The other new mother that day was very young, a teenager, but very mature for her age, and nearly silent throughout her labor. She had her partner on one side of her, and her mother on the other, and both of them were incredibly attentive. The mother especially, stroking her hair and saying “mi amor, mi amor” over and over. This woman made noise at the peak of her contractions, soft moaning, but in between her eyes were shut and it looked like she was asleep. Very restful. She was a primip, but everything moved right along for her. She progressed quickly, without complications, and delivered her baby girl after only 49 minutes of pushing. She was gorgeous, 7 lbs exactly, but her arm was flexed in utero, and as her anterior shoulder emerged, she extended her arm and made a nice sized gash in her mother’s labia (otherwise, the perineum was intact!), so there was a bit of a repair to do (and labial, ack!). I was very nervous about the repair, because I do feel like the perineum is one thing, but the labia are something else entirely—more personal and more intimate. If I had a choice in the matter, I’d say lacerate my perineum all you like, but stay away from my labia and clitoris, thank you very much! I was very conscious of the fact that we were repairing a vital, sensitive, sensual part of her body, and I really wanted to make sure we got it right, and I think it went okay. My preceptor did the first stitch, then I did the second, and we switched back and forth like that, putting the pieces of the laceration together like a puzzle.

The fourth baby I caught was the mother’s third child, and you could tell that she knew how tiring the first few months (years?) are. She had an epidural, and was determined to get as much sleep as possible before the birth, almost right up to the moment of the birth. We kept trying to wake her up and encourage her to push, knowing that the baby’s head was right on the perineum, and that as soon as she pushed once or twice, the baby would come out immediately.
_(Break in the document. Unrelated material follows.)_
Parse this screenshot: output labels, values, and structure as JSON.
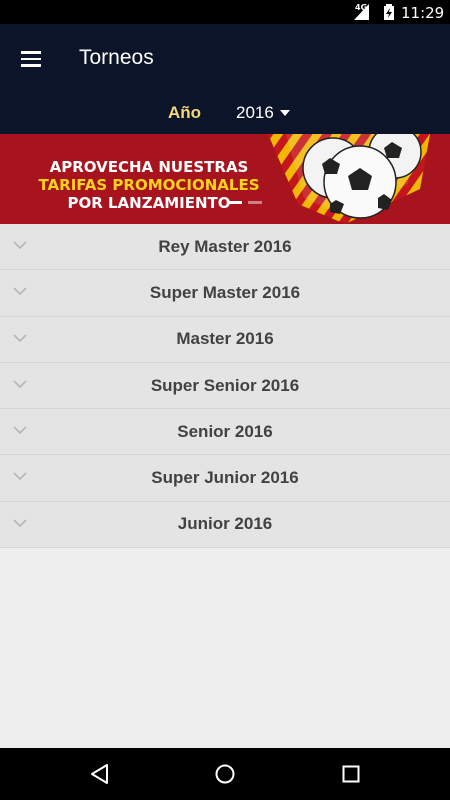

But she wasn’t interested in pushing, she was interested in sleeping, and the epidural was a very good one, so she slept. And we waited, since the tracing was beautiful and there was absolutely no reason to rush. Finally, when she was ready, she opened her eyes, pushed three times, and gave birth to her baby girl. As the head came out, I checked for a cord as I’ve been taught to do every time, and this time I actually felt one, warm and pulsing. There’s a cord, I said, and my preceptor and I tried to stretch it over the baby’s head, but it wouldn’t quite stretch far enough. It wasn’t tight, though, and there was no reason to cut it, so we just pushed it up over the baby’s shoulder, and delivered the baby through the loop of her own cord, and that was that. Nuchal cord management, without the management, just the joy of not having to cut the cord, and letting the baby get the full advantage of the extra blood flow, which studies have shown is so important in easing the transition between intrauterine and extrauterine life. Once the baby was in the mother’s arms, she was wide awake and so alert, examining all the fingers and toes, looking in the baby’s eyes, cooing at her. This is what she’d been saving her energy for, you could tell. I’m glad she was able to get all that sleep.

Four beautiful births, four beautiful babies. I’m a very lucky student midwife, indeed. And this is so much fun! Can I do this more often?? Can I keep doing this for the rest of my life? Pretty please??